Sistema americano funciona por iniciativa privada, enquanto modelo brasileiro é coordenado pelo Banco Central.
O debate em torno do Pix voltou a ganhar destaque após os Estados Unidos levantarem questionamentos sobre o sistema brasileiro de pagamentos instantâneos. A discussão surgiu depois da proposta de uma taxa sobre produtos importados do Brasil, sob o argumento de que o modelo nacional poderia representar concorrência desigual para empresas americanas.

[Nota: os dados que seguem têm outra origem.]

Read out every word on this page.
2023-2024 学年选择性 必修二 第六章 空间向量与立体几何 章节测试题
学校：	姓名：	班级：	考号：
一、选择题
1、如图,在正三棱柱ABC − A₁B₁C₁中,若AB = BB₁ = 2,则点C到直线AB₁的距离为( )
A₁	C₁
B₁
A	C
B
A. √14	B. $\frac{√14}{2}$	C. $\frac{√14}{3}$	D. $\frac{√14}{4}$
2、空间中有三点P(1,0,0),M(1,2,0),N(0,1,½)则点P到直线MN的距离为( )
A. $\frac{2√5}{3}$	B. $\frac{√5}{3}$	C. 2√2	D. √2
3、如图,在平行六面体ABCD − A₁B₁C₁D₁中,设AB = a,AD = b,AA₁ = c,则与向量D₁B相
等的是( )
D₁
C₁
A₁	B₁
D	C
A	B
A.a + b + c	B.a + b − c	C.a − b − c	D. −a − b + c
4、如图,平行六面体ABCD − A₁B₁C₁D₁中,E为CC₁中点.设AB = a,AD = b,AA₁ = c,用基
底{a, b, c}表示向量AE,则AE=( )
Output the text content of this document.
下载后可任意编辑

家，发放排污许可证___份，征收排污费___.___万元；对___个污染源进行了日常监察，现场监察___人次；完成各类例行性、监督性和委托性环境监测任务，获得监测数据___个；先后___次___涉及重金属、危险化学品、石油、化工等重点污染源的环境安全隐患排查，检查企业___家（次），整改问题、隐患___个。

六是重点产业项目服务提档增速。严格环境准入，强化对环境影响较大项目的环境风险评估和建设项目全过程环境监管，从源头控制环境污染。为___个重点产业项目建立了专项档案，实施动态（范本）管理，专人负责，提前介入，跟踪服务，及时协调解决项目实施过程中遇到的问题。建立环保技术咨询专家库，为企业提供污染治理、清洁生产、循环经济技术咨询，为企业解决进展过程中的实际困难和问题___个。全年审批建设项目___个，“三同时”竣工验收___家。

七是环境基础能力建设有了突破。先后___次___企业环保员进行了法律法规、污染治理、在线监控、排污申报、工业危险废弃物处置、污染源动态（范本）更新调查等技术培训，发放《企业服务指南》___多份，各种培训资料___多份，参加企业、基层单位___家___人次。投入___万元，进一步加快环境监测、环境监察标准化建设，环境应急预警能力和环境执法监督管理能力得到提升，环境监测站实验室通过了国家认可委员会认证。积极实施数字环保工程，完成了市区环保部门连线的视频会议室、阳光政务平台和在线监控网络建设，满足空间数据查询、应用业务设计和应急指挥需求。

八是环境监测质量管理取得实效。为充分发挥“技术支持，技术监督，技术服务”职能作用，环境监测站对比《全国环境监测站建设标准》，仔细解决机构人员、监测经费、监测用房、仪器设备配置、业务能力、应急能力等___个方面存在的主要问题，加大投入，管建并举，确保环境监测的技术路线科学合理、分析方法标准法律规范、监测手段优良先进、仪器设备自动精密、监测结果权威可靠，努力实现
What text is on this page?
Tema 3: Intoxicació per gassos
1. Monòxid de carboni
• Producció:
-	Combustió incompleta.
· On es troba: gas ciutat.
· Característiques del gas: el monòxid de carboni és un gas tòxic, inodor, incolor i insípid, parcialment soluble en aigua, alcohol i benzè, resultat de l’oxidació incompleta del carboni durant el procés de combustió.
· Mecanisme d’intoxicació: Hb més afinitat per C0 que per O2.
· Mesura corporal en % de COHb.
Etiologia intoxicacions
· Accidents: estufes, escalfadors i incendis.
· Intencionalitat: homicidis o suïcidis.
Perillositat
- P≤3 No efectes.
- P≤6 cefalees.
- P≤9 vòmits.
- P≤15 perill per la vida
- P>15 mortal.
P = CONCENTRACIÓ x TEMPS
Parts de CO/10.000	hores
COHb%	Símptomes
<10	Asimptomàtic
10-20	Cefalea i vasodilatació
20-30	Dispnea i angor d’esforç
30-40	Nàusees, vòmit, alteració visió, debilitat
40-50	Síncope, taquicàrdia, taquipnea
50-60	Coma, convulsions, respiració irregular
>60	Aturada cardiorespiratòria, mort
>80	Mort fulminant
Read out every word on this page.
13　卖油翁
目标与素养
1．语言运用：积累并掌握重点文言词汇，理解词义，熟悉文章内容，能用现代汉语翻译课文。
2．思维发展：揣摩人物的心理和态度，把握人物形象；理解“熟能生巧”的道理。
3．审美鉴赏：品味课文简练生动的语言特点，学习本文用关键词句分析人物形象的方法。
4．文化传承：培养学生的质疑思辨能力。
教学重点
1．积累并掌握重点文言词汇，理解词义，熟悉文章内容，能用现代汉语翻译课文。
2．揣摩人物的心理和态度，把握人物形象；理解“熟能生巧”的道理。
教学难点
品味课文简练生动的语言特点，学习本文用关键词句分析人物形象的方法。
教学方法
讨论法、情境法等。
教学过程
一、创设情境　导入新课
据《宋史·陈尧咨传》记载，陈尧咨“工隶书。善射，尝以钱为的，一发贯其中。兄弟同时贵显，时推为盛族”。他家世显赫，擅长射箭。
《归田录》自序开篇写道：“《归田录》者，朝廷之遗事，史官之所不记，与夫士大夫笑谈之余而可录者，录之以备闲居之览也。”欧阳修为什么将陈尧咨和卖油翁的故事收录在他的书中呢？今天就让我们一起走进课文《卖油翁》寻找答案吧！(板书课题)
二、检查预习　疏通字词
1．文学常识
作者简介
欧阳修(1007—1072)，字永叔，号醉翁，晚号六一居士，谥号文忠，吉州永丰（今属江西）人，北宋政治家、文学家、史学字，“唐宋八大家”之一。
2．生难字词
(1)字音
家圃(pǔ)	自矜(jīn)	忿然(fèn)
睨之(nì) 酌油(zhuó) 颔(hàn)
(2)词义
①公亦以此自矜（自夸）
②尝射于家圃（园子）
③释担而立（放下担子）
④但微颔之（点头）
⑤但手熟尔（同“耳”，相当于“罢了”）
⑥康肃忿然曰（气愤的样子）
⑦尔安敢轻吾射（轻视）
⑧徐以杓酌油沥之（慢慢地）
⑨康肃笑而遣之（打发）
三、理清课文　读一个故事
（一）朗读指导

Criado no Brasil e adotado em larga escala pela população, o Pix se consolidou pela facilidade de uso, gratuidade para pessoas físicas em diversas operações e rapidez nas transferências. A ferramenta permite pagamentos e envios de dinheiro em poucos segundos, a qualquer hora do dia, inclusive aos fins de semana e feriados.
Nos Estados Unidos, um dos sistemas mais comparados ao Pix é o Zelle. A plataforma também possibilita transferências instantâneas, funcionando 24 horas por dia, sete dias por semana. No entanto, apesar da semelhança na velocidade das operações, os dois modelos têm diferenças importantes na estrutura, no alcance e na forma de funcionamento.
O Zelle foi criado por meio da Early Warning Services, uma empresa formada por grandes bancos privados dos Estados Unidos, como Chase, Bank of America e Wells Fargo. Já o Pix é coordenado pelo Banco Central do Brasil, que estabeleceu regras para a adesão das instituições financeiras, o que ajudou a ampliar o acesso e padronizar o serviço no país.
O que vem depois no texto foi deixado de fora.